7 Dividenden-Mythen enttarnt
 
  • Level: Für alle
  • Lesedauer: 7 Minuten
Das erwartet dich in diesem Artikel
 
 

Mythos 1: Aktien mit einer hohen Dividendenrendite sind das bessere Investment

Fangen wir an mit dem wohl wichtigsten Faktor für Dividenden-Fans: der Dividendenrendite. Der Mythos, dass Aktien mit hohen Dividendenrenditen attraktiver wären als solche mit niedrigen oder gar keinen Dividendenausschüttungen, hält sich seit Jahren hartnäckig. Strategien, die auf Aktien mit hohen Dividendenrenditen setzen, sind in großem Maße verfügbar und zum Teil auch in Form von UCITS ETFs für Anlegerinnen und Anleger in der EU handelbar. Die beliebtesten ETF-Produkte weisen Milliarden-Volumen auf – scheinen also gut anzukommen.
Was ist dran am Mythos?
Was sich im ersten Moment gut anhört, entbehrt bei genauerer Betrachtung jedoch jeglicher logischer Grundlage. Denn Renditen am Aktienmarkt setzen sich grundsätzlich immer aus zwei Faktoren zusammen: der Kursrendite sowie der Ausschüttungsrendite. Hierbei ist es zunächst vollkommen irrelevant, wie sich diese Gesamtrendite zusammensetzt. Ein einfaches Beispiel dazu:

Vergleich: 1-Jahres-Rendite-Vergleich von Dividenden- und nicht Dividendenaktien

Aktie ohne Dividende Aktie mit niedriger Dividendenrendite Aktie mit mittlerer Dividendenrendte Aktie mit hoher Dividendenrendite
Aktienwert am Anfang 10.000€ 10.000€ 10.000€ 10.000€
Kursperformance über 1 Jahr 8% 6% 4% 0%
Kurswert nach 1 Jahr 10.800€ 10.600€ 10.400€ 10.000€
Ausschüttungsrendite 0% 2% 4% 8%
Ausschüttungen nach 1 Jahr 0€ 200€ 400€ 800€
Gesamtrendite nach 1 Jahr 8% 8% 8% 8%
Gesamtwert nach 1 Jahr 10.800€ 10.800€ 10.800€ 10.800€
Quelle: justETF Research, eigene Berechnung; Steuern & Gebühren nicht berücksichtigt; Stand: 22.03.2024
Wie unsere Tabelle zeigt, ist es mathematisch vollkommen irrelevant, wie hoch oder niedrig die Dividendenrenditen der Unternehmen sind. 8% Rendite bleiben 8% Rendite – egal wie sie sich zusammensetzt.
Außerdem wichtig zu beachten: Dividenden gibt es nicht umsonst, sondern mindern den Unternehmenswert. Wenn eine Aktie eines Unternehmens also 100€ wert ist und 3€ Dividende zahlt, sinkt der Wert der Anteile am Tag der Ausschüttung bzw. dem “Ex-Tag” um diesen Betrag. Die Aktie wird dann entsprechend für 97€ gehandelt. Am besten lässt sich dieser Effekt anhand eines Geldmarkt-ETFs veranschaulichen, da hier nur minimale Kursschwankungen auftreten und die Ausschüttungen klar im Kurs reflektiert werden.

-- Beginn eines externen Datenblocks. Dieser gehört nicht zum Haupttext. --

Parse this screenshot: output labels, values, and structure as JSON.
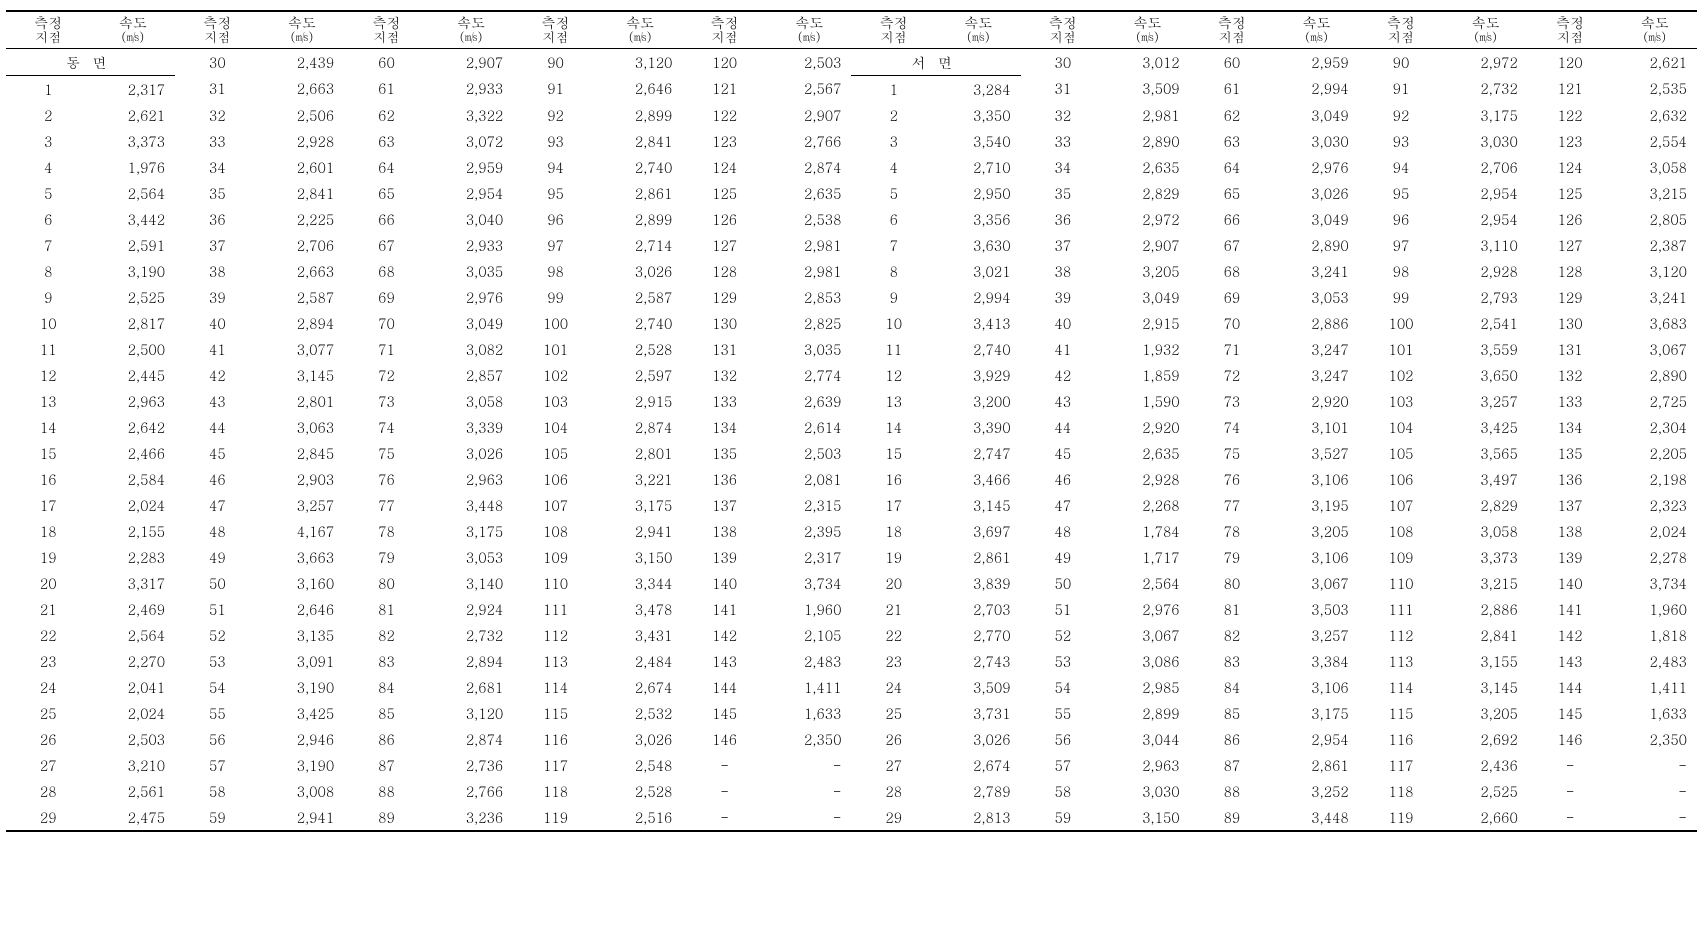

Dividendenabschlag anhand eines Geldmarkt-ETF erklärt

Wie funktioniert der Dividendenabschlag
Aber: Schauen wir uns einschlägige Indizes bzw. ETFs auf dividendenstarke Aktien an, performen diese nicht selten deutlich schlechter als der breite Markt. Das liegt unter anderem daran, dass die Sektorverteilung teils deutlich von der des “normalen Markts” abweicht und beispielsweise deutlich weniger Technologie – dafür deutlich mehr “Old Economy” berücksichtigt.

FTSE All-World vs. FTSE All-World High Dividend Yield

FTSE All-World vs. FTSE All-World High Dividend Yield
 Mythos Nr. 1 hält einer genaueren Überprüfung also nicht stand.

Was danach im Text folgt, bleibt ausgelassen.